Mr. Wilde sat rubbing his ears with
his crippled hand. "Perhaps Constance does not love him," he suggested.
I started to reply, but a sudden
burst of military music from the street below drowned my voice. The twentieth
dragoon regiment, formerly in garrison at Mount St. Vincent, was returning
from the manoeuvres in Westchester County, to its new barracks on East
Washington Square. It was my cousin's regiment. They were a fine lot of
fellows, in their pale-blue, tight-fitting jackets, jaunty busbys and white
riding breeches with the double yellow stripe, into which their limbs seemed
molded. Every other squadron was armed with lances, from the metal points
of which fluttered yellow and white pennons. The band passed, playing the
regimental march, then came the colonel and staff, the horses crowding
and trampling, while their heads bobbed in unison, and the pennons fluttered
from their lance points. The troopers, who rode with the beautiful English
seat, looked brown as berries from their bloodless campaign among the farms
of Westchester, and the music of their sabres against the stirrups, and
the jingle of spurs and carbines was delightful to me. I saw Louis riding
with his squadron. He was as handsome an officer as I have ever seen. Mr.

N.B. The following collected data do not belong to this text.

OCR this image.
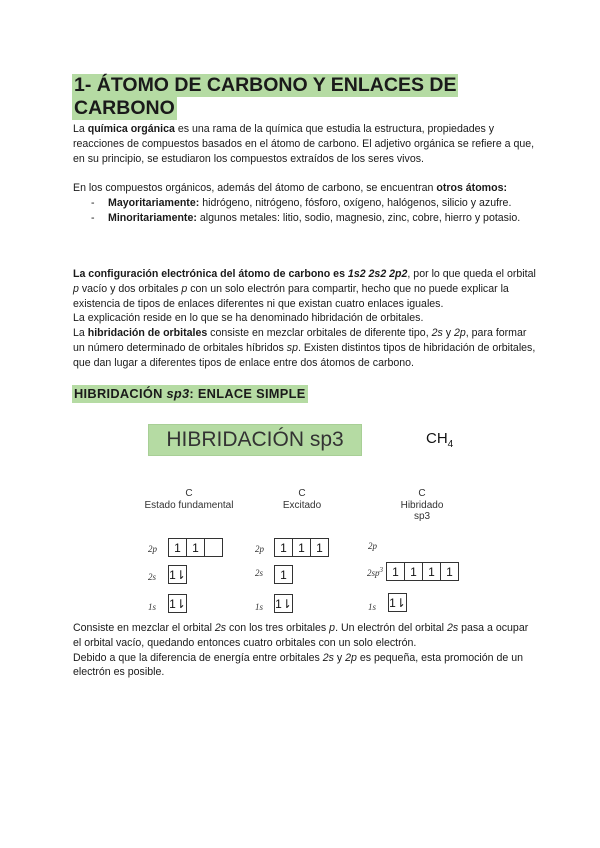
1- ÁTOMO DE CARBONO Y ENLACES DE
CARBONO

La química orgánica es una rama de la química que estudia la estructura, propiedades y reacciones de compuestos basados en el átomo de carbono. El adjetivo orgánica se refiere a que, en su principio, se estudiaron los compuestos extraídos de los seres vivos.

En los compuestos orgánicos, además del átomo de carbono, se encuentran otros átomos:

- Mayoritariamente: hidrógeno, nitrógeno, fósforo, oxígeno, halógenos, silicio y azufre.
- Minoritariamente: algunos metales: litio, sodio, magnesio, zinc, cobre, hierro y potasio.

La configuración electrónica del átomo de carbono es 1s2 2s2 2p2, por lo que queda el orbital p vacío y dos orbitales p con un solo electrón para compartir, hecho que no puede explicar la existencia de tipos de enlaces diferentes ni que existan cuatro enlaces iguales.

La explicación reside en lo que se ha denominado hibridación de orbitales.

La hibridación de orbitales consiste en mezclar orbitales de diferente tipo, 2s y 2p, para formar un número determinado de orbitales híbridos sp. Existen distintos tipos de hibridación de orbitales, que dan lugar a diferentes tipos de enlace entre dos átomos de carbono.

HIBRIDACIÓN sp3: ENLACE SIMPLE
HIBRIDACIÓN sp3	$CH_4$
C
Estado fundamental
C
Excitado
C
Hibridado
sp3
2p	1 1
2s 1⇂
1s 1⇂
2p	1 1 1
2s	1
1s 1⇂
2p
$2sp^3$ 1 1 1 1
1s 1⇂

Consiste en mezclar el orbital 2s con los tres orbitales p. Un electrón del orbital 2s pasa a ocupar el orbital vacío, quedando entonces cuatro orbitales con un solo electrón.

Debido a que la diferencia de energía entre orbitales 2s y 2p es pequeña, esta promoción de un electrón es posible.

Wilde, who had mounted a chair by the window, saw him too, but said nothing.
Louis turned and looked straight at Hawberk's shop as he passed, and I
could see the flush on his brown cheeks. I think Constance must have been
at the window. When the troopers had clattered by, and the last pennons
vanished into South 5th Avenue, Mr. Wilde clambered out of his chair and
dragged the chest away from the door.
"Yes," he said, "it is time that
you saw your cousin Louis."
He unlocked the door and I picked
up my hat and stick and stepped into the corridor. The stairs were dark.
Groping about, I set my foot on something soft, which snarled and spit,
and I aimed a murderous blow at the cat, but my cane shivered to splinters
against the balustrade, and the beast scurried back into Mr. Wilde's room.
Passing Hawberk's door again I saw
him still at work on the armor, but I did not stop, and stepping out into
Bleecker Street, I followed it to Wooster, skirted the grounds of the Lethal
Chamber, and crossing Washington Park went straight to my rooms in the
Benedick. Here I lunched comfortably, read the Herald and the Meteor,
and finally went to the steel safe in my bedroom and set the time combination.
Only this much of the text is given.